Brytyjskie myśliwce przechwyciły rosyjskie samoloty nad Morzem Bałtyckim w pobliżu przestrzeni powietrznej NATO. Do incydentów doszło we wtorek i w czwartek - poinformowały władze w Londynie.
Jak przekazało w niedzielę brytyjskie Ministerstwo Obrony, we wtorek poderwano dwa myśliwce Typhoon, by przechwycić rosyjski samolot rozpoznawczy Ił-20M, znany też jako "Coot-A". Dwa dni później, w czwartek, te same maszyny przechwyciły niezidentyfikowany rosyjski samolot, opuszczający przestrzeń powietrzną obwodu kaliningradzkiego.

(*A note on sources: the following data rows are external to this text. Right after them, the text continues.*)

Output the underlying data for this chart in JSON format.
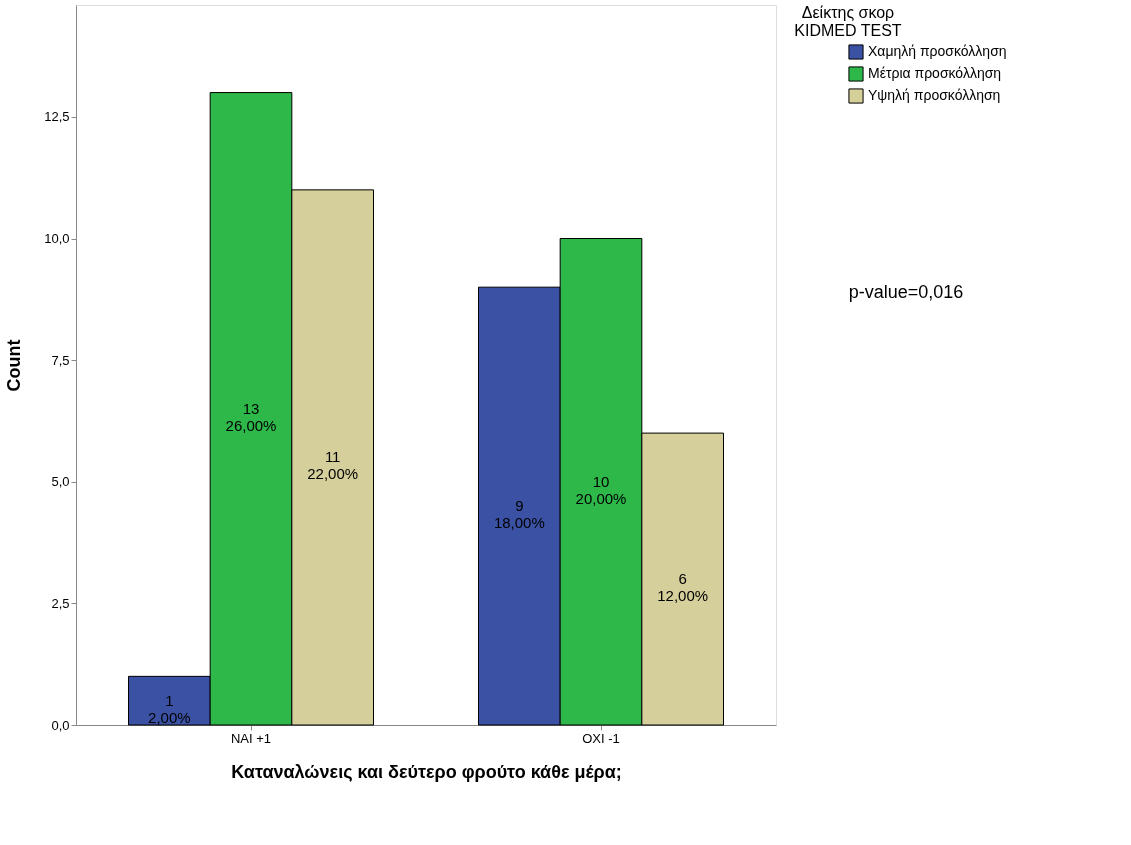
{
  "chart_data": {
    "type": "bar",
    "xlabel": "Καταναλώνεις και δεύτερο φρούτο κάθε μέρα;",
    "ylabel": "Count",
    "legend_title": "Δείκτης σκορ\nKIDMED TEST",
    "categories": [
      "NAI +1",
      "OXI -1"
    ],
    "series": [
      {
        "name": "Χαμηλή προσκόλληση",
        "color": "#3b52a4",
        "values": [
          1,
          9
        ],
        "value_labels": [
          "1\n2,00%",
          "9\n18,00%"
        ]
      },
      {
        "name": "Μέτρια προσκόλληση",
        "color": "#2eb84a",
        "values": [
          13,
          10
        ],
        "value_labels": [
          "13\n26,00%",
          "10\n20,00%"
        ]
      },
      {
        "name": "Υψηλή προσκόλληση",
        "color": "#d4cf9b",
        "values": [
          11,
          6
        ],
        "value_labels": [
          "11\n22,00%",
          "6\n12,00%"
        ]
      }
    ],
    "ylim": [
      0,
      14.8
    ],
    "yticks": [
      {
        "value": 0,
        "label": "0,0"
      },
      {
        "value": 2.5,
        "label": "2,5"
      },
      {
        "value": 5,
        "label": "5,0"
      },
      {
        "value": 7.5,
        "label": "7,5"
      },
      {
        "value": 10,
        "label": "10,0"
      },
      {
        "value": 12.5,
        "label": "12,5"
      }
    ],
    "annotations": [
      "p-value=0,016"
    ],
    "grid": false,
    "legend": "right"
  }
}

Brytyjski wiceminister obrony Luke Pollard oznajmił, że w obliczu rosnącej agresji ze strony Rosji i zwiększającego się zagrożenia dla bezpieczeństwa, Wielka Brytania podejmuje działania, mające na celu uspokojenie sojuszników, odstraszenie wrogów i ochronę własnych interesów.
"Ta misja ukazuje naszą zdolność do działania ramię w ramię z najnowszym członkiem NATO - Szwecją, oraz obrony przestrzeni powietrznej Sojuszu, wszędzie i zawsze, gdy zajdzie taka potrzeba, sprawiając, że jesteśmy bezpieczni w domu i silni poza granicami" - oświadczył Pollard w komunikacie.
Strona rosyjska do tej pory nie skomentowała incydentów.
Rosyjska aktywność nad Bałtykiem
Morze Bałtyckie pozostaje obszarem wzmożonej aktywności wojskowej od czasu rosyjskiej inwazji na Ukrainę w lutym 2022 roku. Kraje NATO, zwłaszcza te graniczące z Rosją, regularnie informują o przechwyceniach rosyjskich samolotów w pobliżu swojej przestrzeni powietrznej.
Działania Rosji w regionie są postrzegane przez państwa Sojuszu jako próba testowania gotowości obronnej NATO oraz demonstracja siły.
W ostatnich miesiącach Wielka Brytania intensywnie wzmacnia swoją obecność militarną na wschodniej flance NATO, a wiosną do Sojuszu oficjalnie dołączyła Szwecja, co dodatkowo zmienia układ sił na Bałtyku.